The chargeback doesn't happen. The documentation burden doesn't happen. The customer never knows there was a problem because there wasn't one by the time the order left your facility.
For operations running a Zebra scanner workflow, the Cloudbox Mobile Scale Station integrates with the same scanning workflow. The scale sits on the fulfillment cart. The Zebra scanner triggers the weight check after each pick. The picker's workflow doesn't change. The verification layer runs underneath it.
Weight-based pick verification catches quantity errors. It doesn't catch wrong-SKU errors if the wrong SKU has the same weight as the right one. That's a real edge case in operations with commodity SKUs of similar dimensions and mass.
Weight-based pick verification catches quantity errors for weight-consistent SKUs. It does not catch wrong-SKU errors when two SKUs share the same unit weight. That is an edge case for commodity operations where multiple SKUs have similar mass. Combine weight verification with barcode scanning for identity and you cover both failure modes. For operations using Acumatica ERP, Cloudbox syncs quantity data through the API so your order records stay current without a separate reconciliation step.
And it won't fix a 3PL whose core issue is staffing, training, or storage layout. Pick-face verification makes a functioning pick workflow more accurate. It can't compensate for a fundamentally broken one.
If you traced your last ten chargebacks to their origin point in your pick workflow, how many would you find started before the order hit the pack station?

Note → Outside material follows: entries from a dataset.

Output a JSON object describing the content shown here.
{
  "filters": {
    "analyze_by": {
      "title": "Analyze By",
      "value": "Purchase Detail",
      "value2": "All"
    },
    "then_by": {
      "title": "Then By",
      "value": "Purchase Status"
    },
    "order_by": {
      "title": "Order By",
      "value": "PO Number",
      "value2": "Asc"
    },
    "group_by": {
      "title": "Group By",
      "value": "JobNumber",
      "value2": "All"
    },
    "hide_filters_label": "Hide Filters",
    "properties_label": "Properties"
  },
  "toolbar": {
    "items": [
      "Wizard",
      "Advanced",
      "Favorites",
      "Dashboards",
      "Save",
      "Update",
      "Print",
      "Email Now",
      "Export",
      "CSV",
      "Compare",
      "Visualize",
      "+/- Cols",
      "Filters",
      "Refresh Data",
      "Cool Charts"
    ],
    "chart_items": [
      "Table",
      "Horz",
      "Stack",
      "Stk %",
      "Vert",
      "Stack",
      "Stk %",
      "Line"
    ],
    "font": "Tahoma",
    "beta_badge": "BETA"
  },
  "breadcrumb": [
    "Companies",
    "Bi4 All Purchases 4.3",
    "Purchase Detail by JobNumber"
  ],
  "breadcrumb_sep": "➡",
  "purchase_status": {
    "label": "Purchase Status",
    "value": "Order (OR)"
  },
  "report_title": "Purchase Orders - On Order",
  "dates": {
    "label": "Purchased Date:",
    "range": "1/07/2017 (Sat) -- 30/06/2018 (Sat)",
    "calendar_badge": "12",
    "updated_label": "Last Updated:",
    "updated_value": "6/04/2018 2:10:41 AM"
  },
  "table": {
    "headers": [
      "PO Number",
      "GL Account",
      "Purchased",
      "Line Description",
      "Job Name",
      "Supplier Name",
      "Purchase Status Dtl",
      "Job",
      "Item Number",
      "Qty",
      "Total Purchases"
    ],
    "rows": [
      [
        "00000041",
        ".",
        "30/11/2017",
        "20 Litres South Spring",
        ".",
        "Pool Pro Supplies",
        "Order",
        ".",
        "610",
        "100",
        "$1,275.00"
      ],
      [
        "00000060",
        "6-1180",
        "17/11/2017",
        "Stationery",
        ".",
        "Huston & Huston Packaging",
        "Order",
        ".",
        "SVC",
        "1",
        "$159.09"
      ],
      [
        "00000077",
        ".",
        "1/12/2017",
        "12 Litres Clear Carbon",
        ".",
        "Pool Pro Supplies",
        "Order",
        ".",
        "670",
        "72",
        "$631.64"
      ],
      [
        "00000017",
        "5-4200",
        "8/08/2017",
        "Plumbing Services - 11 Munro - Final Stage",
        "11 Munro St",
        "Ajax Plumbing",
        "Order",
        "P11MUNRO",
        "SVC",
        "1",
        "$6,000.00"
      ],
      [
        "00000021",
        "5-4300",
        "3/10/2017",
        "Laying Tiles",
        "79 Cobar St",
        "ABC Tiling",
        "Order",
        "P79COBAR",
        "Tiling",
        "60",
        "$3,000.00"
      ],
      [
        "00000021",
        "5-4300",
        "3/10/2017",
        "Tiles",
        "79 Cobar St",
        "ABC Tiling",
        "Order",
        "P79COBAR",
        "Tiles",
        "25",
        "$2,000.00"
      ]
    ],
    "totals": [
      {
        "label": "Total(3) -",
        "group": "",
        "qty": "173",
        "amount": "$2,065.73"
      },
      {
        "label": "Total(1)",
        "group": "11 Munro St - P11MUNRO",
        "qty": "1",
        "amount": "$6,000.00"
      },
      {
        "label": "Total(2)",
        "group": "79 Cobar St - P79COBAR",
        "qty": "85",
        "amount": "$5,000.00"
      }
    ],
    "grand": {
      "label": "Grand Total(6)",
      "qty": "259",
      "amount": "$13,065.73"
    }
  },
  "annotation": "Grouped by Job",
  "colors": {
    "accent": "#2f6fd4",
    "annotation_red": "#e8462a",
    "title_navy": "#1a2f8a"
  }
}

Most 3PL operators who run this analysis are surprised. The dock is clean. The manifest process is clean. The short-ships start one step earlier, every time.
That's the step to fix. Learn more about how the Cloudbox Mobile Scale Station works for 3PL fulfillment at cloudboxapp.com/industrial, see deployment examples at cloudboxapp.com/case-study, or talk to our team at cloudboxapp.com/contact-us.
A chargeback is a financial penalty issued by a customer or retailer when a 3PL ships an incorrect order: wrong quantity, wrong SKU, or damaged product. Short-ship chargebacks (fewer units than ordered) and over-ship chargebacks (more units than ordered) are both common. The chargeback typically arrives 30 to 60 days after the shipment.
The pick face is where a human selects items from storage. Scan-based verification confirms SKU identity but not quantity. A picker can scan a barcode and place three units when the order calls for four. The scan passes. The error enters the order. Dock-level weight checks verify gross shipment weight, not per-SKU quantity. The error ships.
Weight-based verification works best for SKUs with a consistent known weight per unit. It is most effective for commodity items, industrial parts, fasteners, and similar products. It does not reliably catch wrong-SKU errors when two SKUs have identical weights. For maximum coverage, combine weight-based quantity verification with barcode scanning for SKU identity.
Pick-face verification confirms the correct quantity at the moment of pick, before the item enters the order container. Weight-based pick-face verification uses a scale on the fulfillment cart. When the picker places items, the scale reads the weight and compares it to the expected weight for the ordered quantity. A discrepancy flags before the picker moves to the next location.
The Cloudbox Mobile Scale Station is a scale mounted on a fulfillment cart. It integrates with Zebra scanner workflows and the Cloudbox app. After each pick, the scale reads the container weight and confirms it matches the expected weight for the order quantity. If it does not match, the picker's scanner or tablet shows a flag and the picker recounts before moving on.